Os cenários utilizados para o teste são projetados por organizações, como o IPCC (Painel Intergovernamental sobre Mudanças Climáticas), braço científico da ONU. Esses testes são inspirados nos testes de estresse tradicionais usados para avaliar a resiliência das instituições financeiras diante de crises econômicas, mas incorporam variáveis e cenários específicos relacionados ao clima.
Os riscos físicos estão relacionados aos danos diretos causados por eventos climáticos extremos ou mudanças graduais no clima . Já os riscos de transição envolvem às mudanças políticas, tecnológicas e regulatórias necessárias para mitigar as emissões de gases de efeito estufa.

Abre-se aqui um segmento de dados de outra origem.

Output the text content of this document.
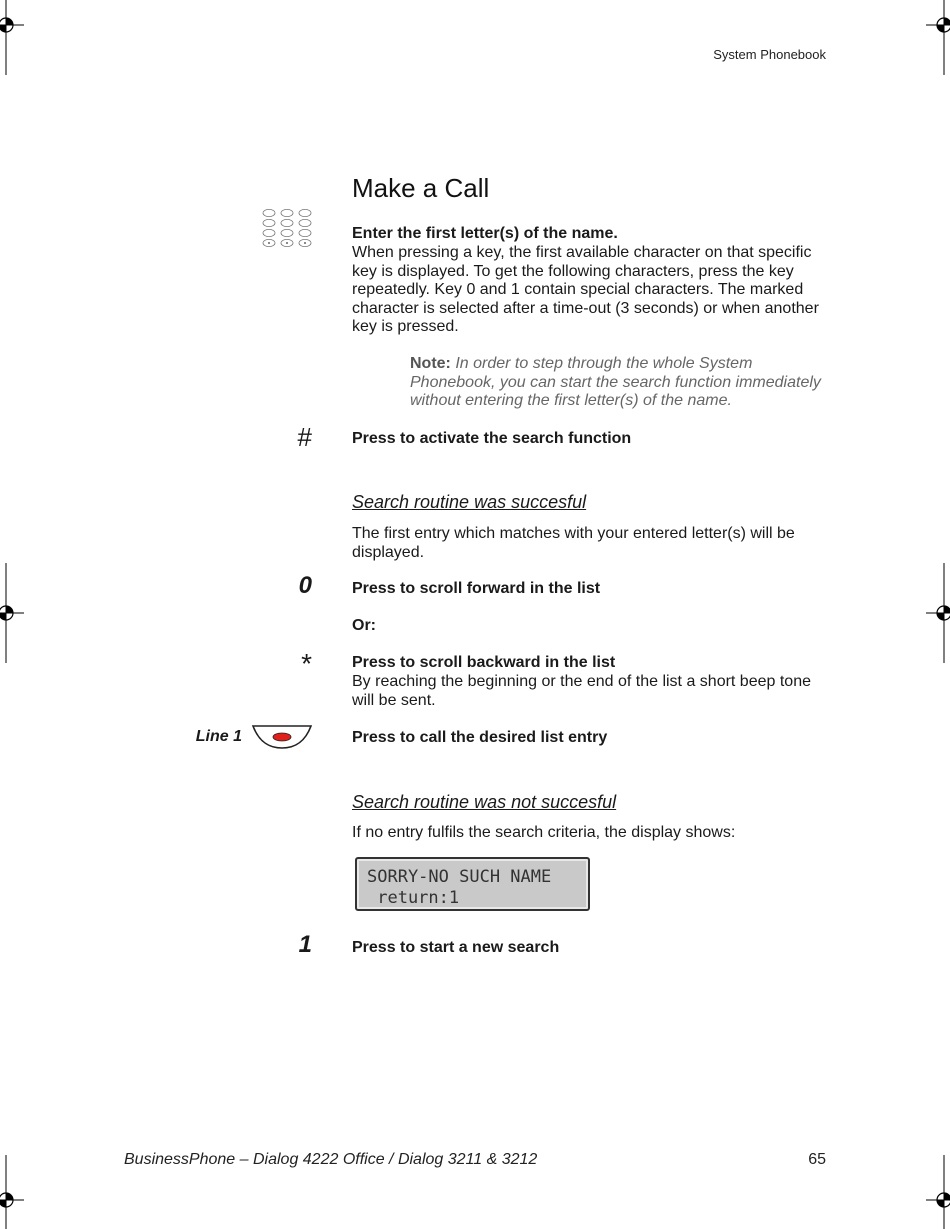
System Phonebook
Make a Call
Enter the first letter(s) of the name.
When pressing a key, the first available character on that specific key is displayed. To get the following characters, press the key repeatedly. Key 0 and 1 contain special characters. The marked character is selected after a time-out (3 seconds) or when another key is pressed.
Note: In order to step through the whole System Phonebook, you can start the search function immediately without entering the first letter(s) of the name.
#	Press to activate the search function
Search routine was succesful
The first entry which matches with your entered letter(s) will be displayed.
0	Press to scroll forward in the list
Or:
*	Press to scroll backward in the list
By reaching the beginning or the end of the list a short beep tone will be sent.
Line 1	Press to call the desired list entry
Search routine was not succesful
If no entry fulfils the search criteria, the display shows:
SORRY-NO SUCH NAME
return:1
1	Press to start a new search
BusinessPhone – Dialog 4222 Office / Dialog 3211 & 3212	65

Nessa nova perspectiva de construção de uma nova e sustentável arquitetura financeira global, também há iniciativas coletivas que trazem sua contribuição, como da Rede para Ecologização do Sistema Financeiro (NGFS), que consiste em uma coalizão global de bancos centrais e autoridades de supervisão financeira, que desempenha um papel estratégico na integração dos riscos climáticos e ambientais ao sistema financeiro internacional. Criada em 2017, a NGFS surgiu como resposta à crescente conscientização sobre os impactos da mudança climática na estabilidade financeira e à necessidade de alinhar o setor financeiro com os ODS do Acordo de Paris.
A importância da NGFS reside em sua capacidade de promover cooperação técnica, disseminar boas práticas e desenvolver ferramentas analíticas de orientação, como elaborar cenários macroeconômicos, que simulam os impactos de diferentes trajetórias de emissões de carbono, permitindo que bancos centrais e instituições financeiras avaliem riscos e adaptem suas estratégias.

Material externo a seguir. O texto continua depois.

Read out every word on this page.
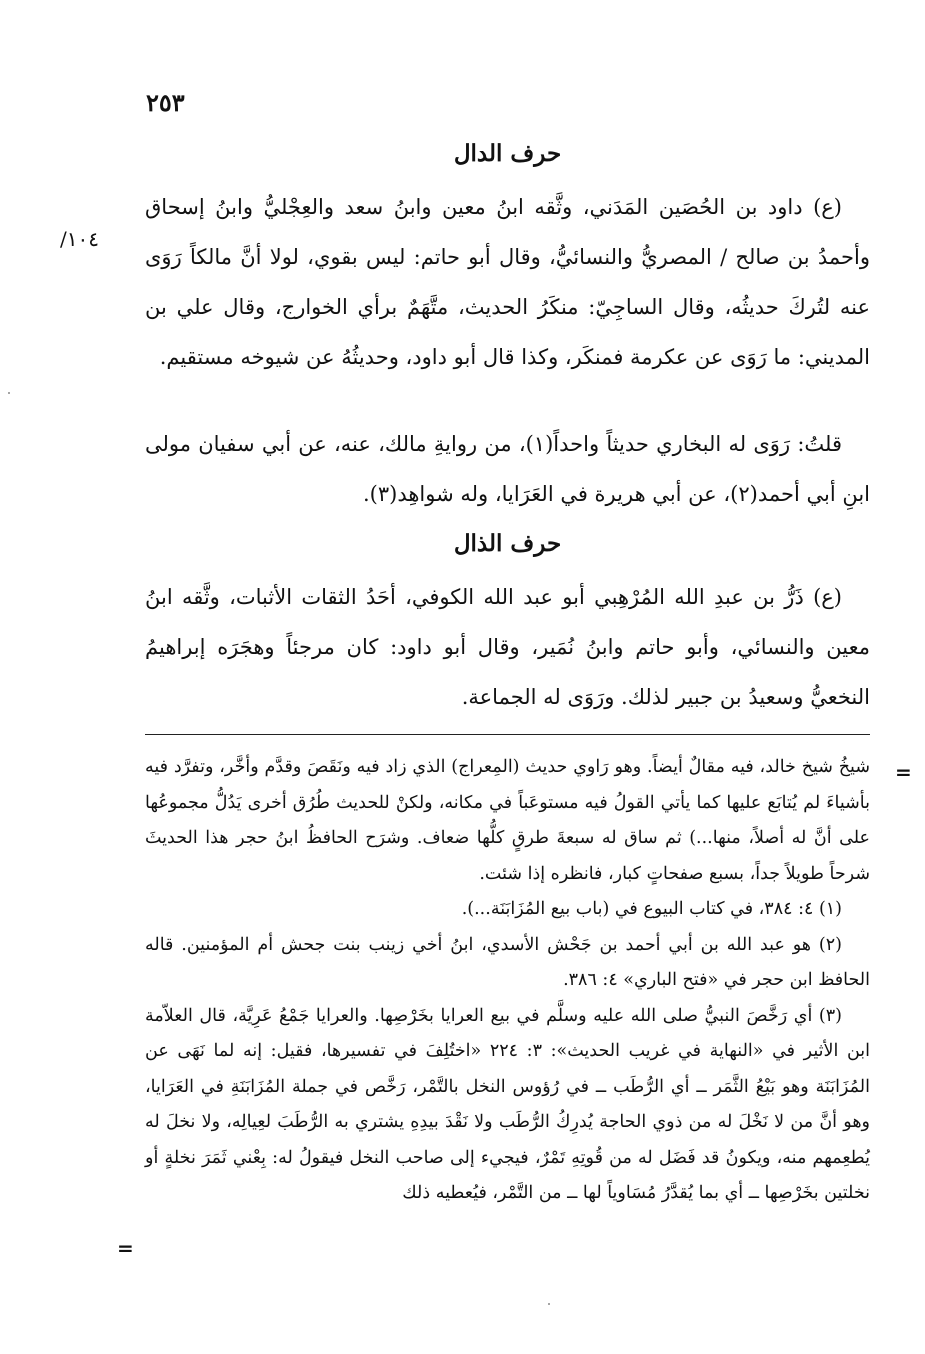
٢٥٣
حرف الدال
١٠٤/

(ع) داود بن الحُصَين المَدَني، وثَّقه ابنُ معين وابنُ سعد والعِجْليُّ وابنُ إسحاق وأحمدُ بن صالح / المصريُّ والنسائيُّ، وقال أبو حاتم: ليس بقوي، لولا أنَّ مالكاً رَوَى عنه لتُركَ حديثُه، وقال الساجِيّ: منكَرُ الحديث، متَّهَمٌ برأي الخوارج، وقال علي بن المديني: ما رَوَى عن عكرمة فمنكَر، وكذا قال أبو داود، وحديثُهُ عن شيوخه مستقيم.

قلتُ: رَوَى له البخاري حديثاً واحداً(١)، من روايةِ مالك، عنه، عن أبي سفيان مولى ابنِ أبي أحمد(٢)، عن أبي هريرة في العَرَايا، وله شواهِد(٣).

حرف الذال

(ع) ذَرُّ بن عبدِ الله المُرْهِبي أبو عبد الله الكوفي، أحَدُ الثقات الأثبات، وثَّقه ابنُ معين والنسائي، وأبو حاتم وابنُ نُمَير، وقال أبو داود: كان مرجئاً وهجَرَه إبراهيمُ النخعيُّ وسعيدُ بن جبير لذلك. ورَوَى له الجماعة.

شيخُ شيخ خالد، فيه مقالٌ أيضاً. وهو رَاوي حديث (المِعراج) الذي زاد فيه ونَقَصَ وقدَّم وأخَّر، وتفرَّد فيه بأشياءَ لم يُتابَع عليها كما يأتي القولُ فيه مستوعَباً في مكانه، ولكنْ للحديث طُرُق أخرى يَدُلُّ مجموعُها على أنَّ له أصلاً، منها...) ثم ساق له سبعةَ طرقٍ كلُّها ضعاف. وشرَح الحافظُ ابنُ حجر هذا الحديثَ شرحاً طويلاً جداً، بسبع صفحاتٍ كبار، فانظره إذا شئت.

(١) ٤: ٣٨٤، في كتاب البيوع في (باب بيع المُزَابَنَة...).

(٢) هو عبد الله بن أبي أحمد بن جَحْش الأسدي، ابنُ أخي زينب بنت جحش أم المؤمنين. قاله الحافظ ابن حجر في «فتح الباري» ٤: ٣٨٦.

(٣) أي رَخَّصَ النبيُّ صلى الله عليه وسلَّم في بيع العرايا بخَرْصِها. والعرايا جَمْعُ عَرِيَّة، قال العلاّمة ابن الأثير في «النهاية في غريب الحديث»: ٣: ٢٢٤ «اختُلِفَ في تفسيرها، فقيل: إنه لما نَهَى عن المُزَابَنَة وهو بَيْعُ الثَّمَر ــ أي الرُّطَب ــ في رُؤوس النخل بالتَّمْر، رَخَّص في جملة المُزَابَنَةِ في العَرَايا، وهو أنَّ من لا نَخْلَ له من ذوي الحاجة يُدرِكُ الرُّطَب ولا نَقْدَ بيدِهِ يشتري به الرُّطَبَ لعِيالِه، ولا نخلَ له يُطعِمهم منه، ويكونُ قد فَضَل له من قُوتِهِ تَمْرٌ، فيجيء إلى صاحب النخل فيقولُ له: بِعْني ثَمَرَ نخلةٍ أو نخلتين بخَرْصِها ــ أي بما يُقدَّرُ مُسَاوياً لها ــ من التَّمْر، فيُعطيه ذلك

=
=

A Rede ainda possibilita que os supervisores integrem riscos ambientais nas análises de solvência, liquidez e estabilidade das instituições financeiras e atua como plataforma de troca de conhecimento, fortalecendo capacidades técnicas em países em desenvolvimento e promovendo uma abordagem coordenada para a “ecologização” do sistema financeiro.
Os números globais mais do que justificam a decisão dos bancos centrais que caminham no sentido de uma nova arquitetura financeira, alinhada ao ESG (boas práticas ambientais, sociais e de governança), uma vez que os impactos das mudanças climáticas custaram ao mundo US$ 320 bilhões em 2024.
A atual estrutura financeira internacional, baseada em modelos de crescimento econômico intensivo em carbono, mostra-se inadequada para enfrentar os desafios da sustentabilidade. A crise climática exige investimentos trilionários em energias renováveis, infraestrutura resiliente, conservação ambiental e adaptação às mudanças climáticas — especialmente em países em desenvolvimento, que enfrentam limitações fiscais e vulnerabilidades socioeconômicas.
Nesse entrelaçamento entre clima e finanças, a atuação de organismos multilaterais e de consultorias especializadas ganham um papel quase interseccional: são intérpretes do indizível, que traduzem métricas áridas em mapas de futuro. Mais do que números, oferecem bússolas — antecipam riscos, iluminam oportunidades e ajudam a erguer pontes entre a arquitetura financeira global e as urgências da sustentabilidade. É nesse trabalho silencioso de mediação que, muitas vezes, se desenha a possibilidade real de transformar promessas em práticas.
Nessa corrida, a COP30 pode ser considerada o segundo fórum global de 2025, depois de Sevilha, que oferecerá uma oportunidade para que líderes globais avancem na construção de uma arquitetura financeira mais verde. A Conferência do Clima em Belém tende a ser um espaço decisivo para redefinir alguns novos fundamentos financeiros mundiais ligados à crise climática.
Parte do sucesso do evento dependerá da capacidade de os países transformarem promessas em mecanismos concretos de financiamento e cooperação internacional. Em um contexto de crescente urgência ambiental, a conferência pode ser decisiva para que o sistema financeiro global se reinvente e se torne também um agente da transformação sustentável.